I’d become so intertwined with my mother in my own brain that I found myself talking about her life during my therapy sessions more than my own.
This came up in therapy when I started sharing with my therapist how I’m handling pandemic fears. I’ve been meeting with my therapist since December, and luckily the switch to virtual appointments in early March was seamless. I thought the pandemic would shift the tone of our sessions, but we kept trucking along, with the recurring theme of just how much my identity is tied to my relationship with my mother.
I’d become so intertwined with my mother in my own brain that I found myself talking about her life during my therapy sessions more than my own. As I talked, my therapist asked me to deeply consider why I take it upon myself to come to my mom’s rescue. “What words come up for you when you think about not being able to help your mom?” she asked. “Powerless and isolated,” I replied. My therapist helped me realize that I keep close tabs on my mom as much for her benefit as my own. I want to feel in control. The thing is, I can’t control my mom’s life (and frankly, I shouldn’t want to).
I’m not the parent; I’m the child. Right now, it’s my job to focus all of my caretaking instincts somewhere else: my toddler. This has meant setting some boundaries for myself.
“The pandemic really is the perfect time to set boundaries,” my therapist says. “You’re being forced to physically separate yourself from your mother, which changes the dynamics of your relationship and how you communicate.” It doesn’t mean we can’t talk—in fact, we still check in daily—but it does mean I’m more mindful about how and when I devote my energy to her calls and texts, and I’m more mindful about what I’m feeling when I reach out. In the past, I would immediately pick up the phone and see what she was up to when the slightest lull would appear in my day. Now, I’m learning to sit with boredom. I’m learning that it’s okay to be uncomfortable for a bit. I’m learning that I shouldn’t use my mother as a distraction; it’s better for us both if we are intentional about our communication.
These boundaries mean I’m trying to do more listening — at a time when she might need to be heard more.
These new boundaries aren’t just for me. They are made with my husband in mind, who I’ve come to realize probably doesn’t want his mother-in-law to know everything about our relationship. They are made with my daughter in mind, who deserves to be heard when she says she doesn’t want to FaceTime with Grandma (as much as we are trying to foster their relationship despite the pandemic) and needs more of my attention. They are even made with my mother in mind, who needs the chance to be her own person outside of our bond. She doesn’t need me to try to fix everything. In fact, I realized I’ve never once asked what she needs from me. These boundaries mean I’m trying to do more listening — at a time when she might need to be heard more.

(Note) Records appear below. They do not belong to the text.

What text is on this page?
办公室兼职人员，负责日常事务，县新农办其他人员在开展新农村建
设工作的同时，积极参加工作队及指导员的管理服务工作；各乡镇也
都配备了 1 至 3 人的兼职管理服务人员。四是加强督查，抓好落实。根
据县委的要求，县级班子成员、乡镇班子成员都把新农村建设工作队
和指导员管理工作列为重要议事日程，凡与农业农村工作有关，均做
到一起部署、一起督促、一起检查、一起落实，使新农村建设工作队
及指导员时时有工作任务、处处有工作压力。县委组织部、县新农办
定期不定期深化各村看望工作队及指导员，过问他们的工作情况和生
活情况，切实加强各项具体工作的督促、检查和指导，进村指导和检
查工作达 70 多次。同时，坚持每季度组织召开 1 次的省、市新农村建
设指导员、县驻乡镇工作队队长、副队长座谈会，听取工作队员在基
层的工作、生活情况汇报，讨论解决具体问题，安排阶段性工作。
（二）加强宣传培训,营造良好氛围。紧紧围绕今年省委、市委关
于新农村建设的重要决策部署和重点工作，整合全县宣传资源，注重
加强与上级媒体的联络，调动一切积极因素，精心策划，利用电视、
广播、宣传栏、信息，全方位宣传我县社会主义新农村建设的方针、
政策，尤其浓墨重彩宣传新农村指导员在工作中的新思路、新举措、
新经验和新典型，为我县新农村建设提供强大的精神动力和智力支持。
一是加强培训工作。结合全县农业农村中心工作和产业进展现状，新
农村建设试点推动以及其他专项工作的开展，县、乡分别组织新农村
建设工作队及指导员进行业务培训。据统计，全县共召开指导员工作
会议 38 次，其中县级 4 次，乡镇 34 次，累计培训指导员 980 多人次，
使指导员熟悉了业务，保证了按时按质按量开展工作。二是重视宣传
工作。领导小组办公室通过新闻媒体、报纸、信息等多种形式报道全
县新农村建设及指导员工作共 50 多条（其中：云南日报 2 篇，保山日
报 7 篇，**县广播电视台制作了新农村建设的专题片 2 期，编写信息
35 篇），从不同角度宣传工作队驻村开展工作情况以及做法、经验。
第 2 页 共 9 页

We miss each other. She lives just 20 minutes away from me and my family, and since March, we have seen each other only three times for socially distanced family walks around our block. While things haven’t dramatically changed between us, there has been a small shift. It’s large enough for me to contemplate who I am other than my mother’s daughter — and I think realizing that will only make us stronger, together and apart.